Incydent miał miejsce w piątek w świątyni Toshodaiji Kondo, znajdującej się w historycznym mieście Nara, dawnej stolicy Japonii, na południe od Kioto.
Zobacz więcej
Google opracowuje narzędzie AI, które pomoże dziennikarzom w…

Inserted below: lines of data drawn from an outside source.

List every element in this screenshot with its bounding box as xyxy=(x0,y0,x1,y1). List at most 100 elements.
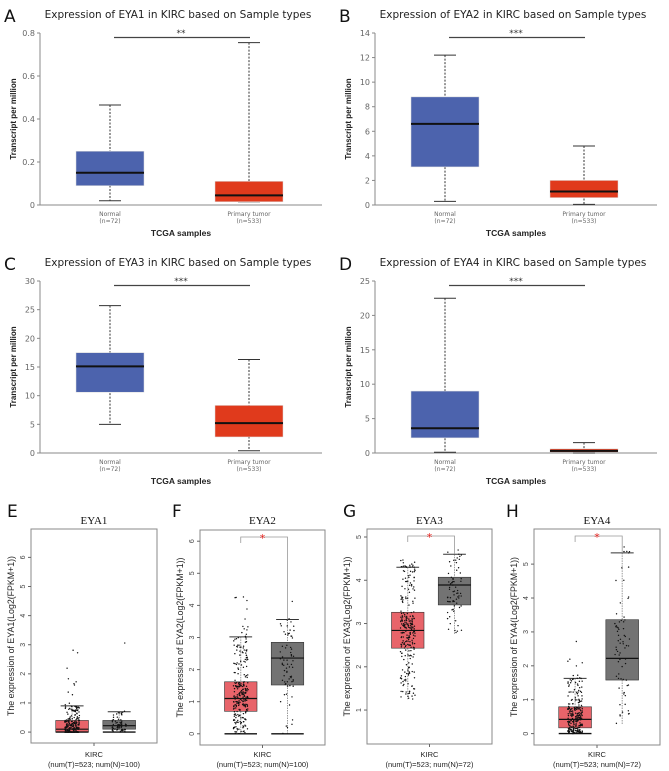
data-point xyxy=(413,611,415,613)
data-point xyxy=(238,644,240,646)
data-point xyxy=(246,657,248,659)
data-point xyxy=(117,718,120,720)
data-point xyxy=(64,731,66,733)
data-point xyxy=(290,648,293,650)
data-point xyxy=(569,679,571,681)
data-point xyxy=(67,678,70,680)
data-point xyxy=(73,716,75,719)
data-point xyxy=(402,599,404,601)
data-point xyxy=(411,566,414,568)
data-point xyxy=(449,622,451,625)
data-point xyxy=(235,716,237,719)
data-point xyxy=(412,692,415,694)
data-point xyxy=(245,696,247,698)
data-point xyxy=(65,731,68,733)
data-point xyxy=(413,671,415,673)
data-point xyxy=(237,667,239,669)
data-point xyxy=(627,597,629,600)
data-point xyxy=(404,588,406,590)
data-point xyxy=(576,674,579,676)
data-point xyxy=(453,605,456,607)
data-point xyxy=(279,700,282,703)
data-point xyxy=(405,615,408,618)
data-point xyxy=(409,564,411,567)
data-point xyxy=(235,723,237,725)
panel-E: E EYA1 0 1 2 3 4 5 6 The expression of EYA1(Log2(… xyxy=(6,502,158,769)
data-point xyxy=(236,688,239,690)
data-point xyxy=(627,645,630,647)
y-tick-label: 0.4 xyxy=(22,115,35,124)
data-point xyxy=(244,718,246,720)
data-point xyxy=(627,566,630,568)
data-point xyxy=(580,691,583,694)
data-point xyxy=(246,705,249,707)
data-point xyxy=(409,627,411,629)
data-point xyxy=(242,703,244,705)
plot-frame xyxy=(199,529,326,746)
box-normal xyxy=(410,390,480,439)
data-point xyxy=(239,695,241,697)
y-tick-label: 20 xyxy=(360,311,370,320)
data-point xyxy=(412,698,414,700)
data-point xyxy=(619,642,621,644)
data-point xyxy=(236,645,238,648)
significance-star: * xyxy=(594,531,600,544)
data-point xyxy=(409,574,411,576)
y-tick-label: 6 xyxy=(365,127,370,136)
data-point xyxy=(124,730,126,733)
data-point xyxy=(234,663,236,665)
data-point xyxy=(234,721,236,724)
data-point xyxy=(233,696,235,698)
data-point xyxy=(284,647,287,649)
data-point xyxy=(457,567,460,569)
data-point xyxy=(616,650,619,653)
data-point xyxy=(411,619,414,621)
data-point xyxy=(282,732,284,735)
data-point xyxy=(243,681,245,683)
panel-letter: C xyxy=(4,255,16,275)
data-point xyxy=(570,710,572,713)
data-point xyxy=(571,721,574,723)
data-point xyxy=(400,595,402,597)
data-point xyxy=(240,683,242,685)
data-point xyxy=(74,714,76,716)
data-point xyxy=(578,680,581,683)
data-point xyxy=(578,726,581,729)
data-point xyxy=(286,619,288,621)
data-point xyxy=(280,625,282,627)
y-tick-label: 3 xyxy=(20,643,27,647)
data-point xyxy=(234,730,236,733)
data-point xyxy=(573,722,575,724)
data-point xyxy=(121,729,123,731)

Nieotwarty oryginalny iPhone z 2007 roku kosztuje prawie 200 000 USD; wiedzieć...
Japoński gość przyłapał cudzoziemca wyrzeźbiącego paznokciem imię „Julian” na drewnianym filarze podtrzymującym dach świątyni, zbudowanej w 759 r. Według informacji policji prefektury Nara, nieuczciwe nagranie zostało wykonane ponad 1,5 metra nad ziemią.
Naruszenia w miejscach historycznych
Turysta, który był świadkiem, jak nastolatek niszczył punkt orientacyjny, zbeształ go, a następnie zaalarmował urzędników świątyni. Zespół Toshodaiji skontaktował się z policją, a młody człowiek został zabrany na przesłuchanie następnego dnia.
Nastolatek przyznał się do swojego czynu, twierdząc, że nie miał zamiaru szkodzić japońskiej kulturze, powiedziała policja. Obecnie przebywa z rodzicami, którzy byli obecni podczas zdarzenia.
(Zdjęcie: policja prefektury Nara/ujawnienie)
W sprawie 17-latka prowadzone jest śledztwo w sprawie podejrzenia naruszenia ustawy o ochronie dóbr kultury. Zniszczony filar jest częścią „Złotej Sali” świątyni, która w 1951 roku została uznana za skarb narodowy.
Mnich ze świątyni Toshodaiji wyraził zaniepokojenie, że podobne czyny mogą się powtórzyć. Mimo że stało się to bez złośliwości, incydent jest godny ubolewania i smutny.
Świątynia Toshodaiji, założona w VIII wieku przez chińskiego mnicha Jianzhen, jest jednym z ośmiu miejsc wchodzących w skład Pomników Historii Starożytnej Nary, wymienionych przez UNESCOjako miejsce światowego dziedzictwa w 1998 roku.
Ten niedawny przypadek wandalizmu w Japonii ma miejsce zaledwie kilka tygodni po tym, jak turysta z Wielkiej Brytanii, 27-letni Iwan Dimitrow, rzekomo wyrył imię swoje i swojej narzeczonej na ścianie Koloseum, 2000-letniego amfiteatru znajdującego się w Rzymie, uważanego za z siedem cudów współczesnego świata.
Po zidentyfikowaniu przez włoską policję Dimitrow napisał list z przeprosinami, przyznając się brak wiedzy na temat starożytności i znaczenia zabytku oraz wyrażanie się głęboko zakłopotanie.